Question

Using Sailfish estimated read-counts for DESeq2 analysis

0

Entering edit mode

jceledon • 0

@jceledon-6919

Last seen 10.2 years ago

Canada

Hi there,

Has anyone tried to use Sailfish estimated RPKM as input for DESeq2 for differential gene expression analysis?

Patro, R., Mount, S.M. and Kingsford, C. (2014) Sailfish enables alignment-free isoform quantification from RNA-seq reads using lightweight algorithms. Nat. Biotechnol., 1–6.

http://www.ncbi.nlm.nih.gov/pubmed/24752080

I noticed that the DESeq2 article explicitly says "DESeq2 performs analysis on counts of reads which can be uniquely assigned to genes, while a number of other algorithms [25, 26] perform differential analysis on a probabilistic assignment of reads to transcripts."

And it is not clear tom me how Sailfish RPKMs are calculated.

Thank you!

Jose

deseq2 sailfish differential gene expression • 3.4k views

ADD COMMENT • link updated 10.2 years ago by Simon Anders ★ 3.8k • written 10.2 years ago by jceledon • 0

score 2 · Answer 1 · 2014-11-20

2

Entering edit mode

Steve Lianoglou ★ 13k

@steve-lianoglou-2771

Last seen 23 months ago

United States

You say:

  And it is not clear tom me how Sailfish RPKMs are calculated

This doesn't answer your sailfish question explicitly, but it doesn't really matter how they are calculated for your question: the "official party line" that you'll uncover if you do a bit of searching on here is that RPKMs are not valid inputs to any of the GLM based RNAseq differential expression based approaches, so using DESeq2 on sailfish data is a non-starter.

ADD COMMENT • link 10.2 years ago Steve Lianoglou ★ 13k

2

Entering edit mode

To elaborate on Steve's answer; transforming raw counts into RPKMs discards information about the absolute size of the counts. This information is required to model the mean-variance relationship. If you use RPKMs instead of raw counts as inputs to, e.g., edgeR, you will incorrectly estimate this relationship.
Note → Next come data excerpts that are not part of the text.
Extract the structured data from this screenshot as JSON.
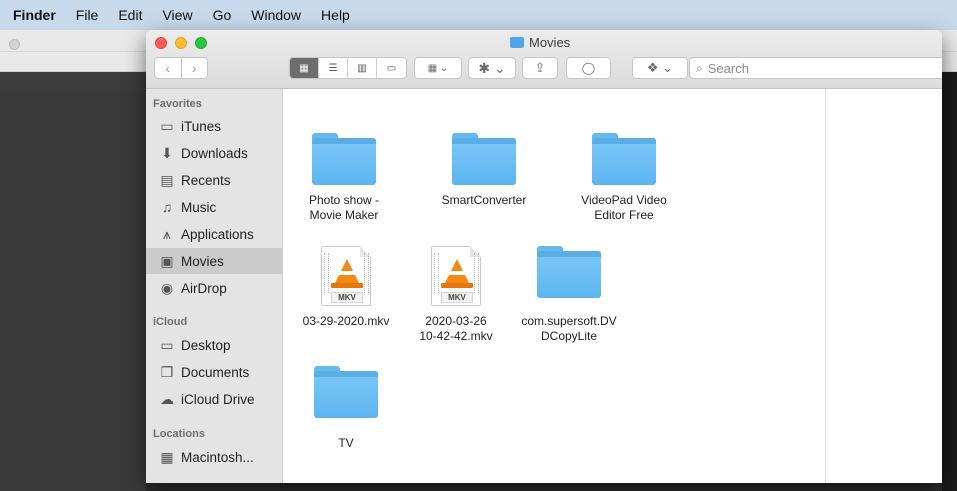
{
  "menubar": {
    "items": [
      "Finder",
      "File",
      "Edit",
      "View",
      "Go",
      "Window",
      "Help"
    ]
  },
  "window": {
    "title": "Movies",
    "title_icon": "folder-icon"
  },
  "toolbar": {
    "back_glyph": "‹",
    "forward_glyph": "›",
    "view_modes": [
      "icon-view-icon",
      "list-view-icon",
      "column-view-icon",
      "gallery-view-icon"
    ],
    "arrange_glyph": "▦ ⌄",
    "action_glyph": "✱ ⌄",
    "share_glyph": "⇪",
    "tags_glyph": "◯",
    "dropbox_glyph": "❖ ⌄",
    "search_placeholder": "Search"
  },
  "sidebar": {
    "favorites_heading": "Favorites",
    "favorites": [
      {
        "label": "iTunes",
        "icon": "folder-icon"
      },
      {
        "label": "Downloads",
        "icon": "download-icon"
      },
      {
        "label": "Recents",
        "icon": "recents-icon"
      },
      {
        "label": "Music",
        "icon": "music-icon"
      },
      {
        "label": "Applications",
        "icon": "applications-icon"
      },
      {
        "label": "Movies",
        "icon": "film-icon",
        "selected": true
      },
      {
        "label": "AirDrop",
        "icon": "airdrop-icon"
      }
    ],
    "icloud_heading": "iCloud",
    "icloud": [
      {
        "label": "Desktop",
        "icon": "desktop-icon"
      },
      {
        "label": "Documents",
        "icon": "documents-icon"
      },
      {
        "label": "iCloud Drive",
        "icon": "cloud-icon"
      }
    ],
    "locations_heading": "Locations",
    "locations": [
      {
        "label": "Macintosh...",
        "icon": "harddrive-icon"
      }
    ]
  },
  "files": [
    {
      "name_line1": "Photo show -",
      "name_line2": "Movie Maker",
      "kind": "folder"
    },
    {
      "name_line1": "SmartConverter",
      "name_line2": "",
      "kind": "folder"
    },
    {
      "name_line1": "VideoPad Video",
      "name_line2": "Editor Free",
      "kind": "folder"
    },
    {
      "name_line1": "03-29-2020.mkv",
      "name_line2": "",
      "kind": "mkv",
      "ext": "MKV"
    },
    {
      "name_line1": "2020-03-26",
      "name_line2": "10-42-42.mkv",
      "kind": "mkv",
      "ext": "MKV"
    },
    {
      "name_line1": "com.supersoft.DV",
      "name_line2": "DCopyLite",
      "kind": "folder"
    },
    {
      "name_line1": "TV",
      "name_line2": "",
      "kind": "folder"
    }
  ],
  "colors": {
    "menubar": "#c9d9ec",
    "folder": "#6cbdf5",
    "selection": "#cbcbcb",
    "vlc_orange": "#f08a12"
  }
}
In addition, most GLM-based methods use discrete distributions. This means that the continuous nature of RPKMs will not be accurately modelled, especially at low values.

ADD REPLY • link 10.2 years ago Aaron Lun ★ 28k

1

Entering edit mode

hi Jose,

Aaron has laid out the exact point about why count-based methods such as DESeq2, edgeR and others require gene-level raw counts for statistical inference. The library size is accounted for within the model, rather than by transforming the input data. Similarly, sample-specific effects on gene-level counts of covariates such as GC content can be included (if estimated by another package such as cqn or EDASeq) in the model using normalizationFactors in DESeq2 (or an offset in edgeR), and if one has obtained estimates of different average transcript length for each gene across samples (RSEM produces such a column), this can be included in a model for gene-level counts as well using the 'normMatrix' argument of estimateSizeFactors. But the counts slot of the DESeqDataSet needs to contain raw counts for each gene.
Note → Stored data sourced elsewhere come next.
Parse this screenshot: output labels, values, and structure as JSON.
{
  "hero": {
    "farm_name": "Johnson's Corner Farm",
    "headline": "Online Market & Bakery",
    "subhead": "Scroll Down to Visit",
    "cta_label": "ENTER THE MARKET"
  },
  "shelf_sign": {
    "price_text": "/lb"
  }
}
(edited to emphasize gene-level counts)

ADD REPLY • link 10.2 years ago Michael Love 43k

score 2 · Answer 2 · 2014-11-21

The real issue is this: DESeq2 is meant for testing for differential expression of genes, not isoforms. Quantification of different isoforms for the same genes will always have correlated errors, and unless these correlations are explictely accounted for, any test for differential expression is bound to produce loads of false positives.

So, just counting reads for each isoform independently and running DESeq (or any other testing method) is a big no. (See this old post if it is unclear why: A: DESeq and transcript-wise analysis)

Methods like RSEM (and similarly Sailfish, I suppose) avoid double-counting reads for several isoforms, so the problem is not exactly as described in the post above. Still, the errors (i.e., deviations of RSEM's estimates from the true values) will be correlated between different isoforms of the same gene. RSEM is actually able to estimate and report these correlation matrices, and a method that used this additional information would be able to perform correct inference. However, I am not aware of any tool that is designed to process RSEM's error estimates for purposes of comparing isoform expression.

So, if you are just interested in comparing on the level of genes, use a method that quantifies genes, not isoforms.

If you are interested in comparing on the level of isoforms, use a method that is able to estimate these correlations and account for them in testing. Tools like BitSeq or cuffdiff integrate both the quantification and testing in a single tool or tool-chain, precisely for the reason that the correlation estimates must be passed from the quantification to the testing stage to avoid false positives, and this is typically not possible if you combine a quantification tool from one author with a testing tool from somebody else.

If, however, you are willing to follow our argument that testing on the exon level instead of the isoform level not only avoids all these difficulties but also provides more interpreatble results, use our DEXSeq package (and read our paper on it).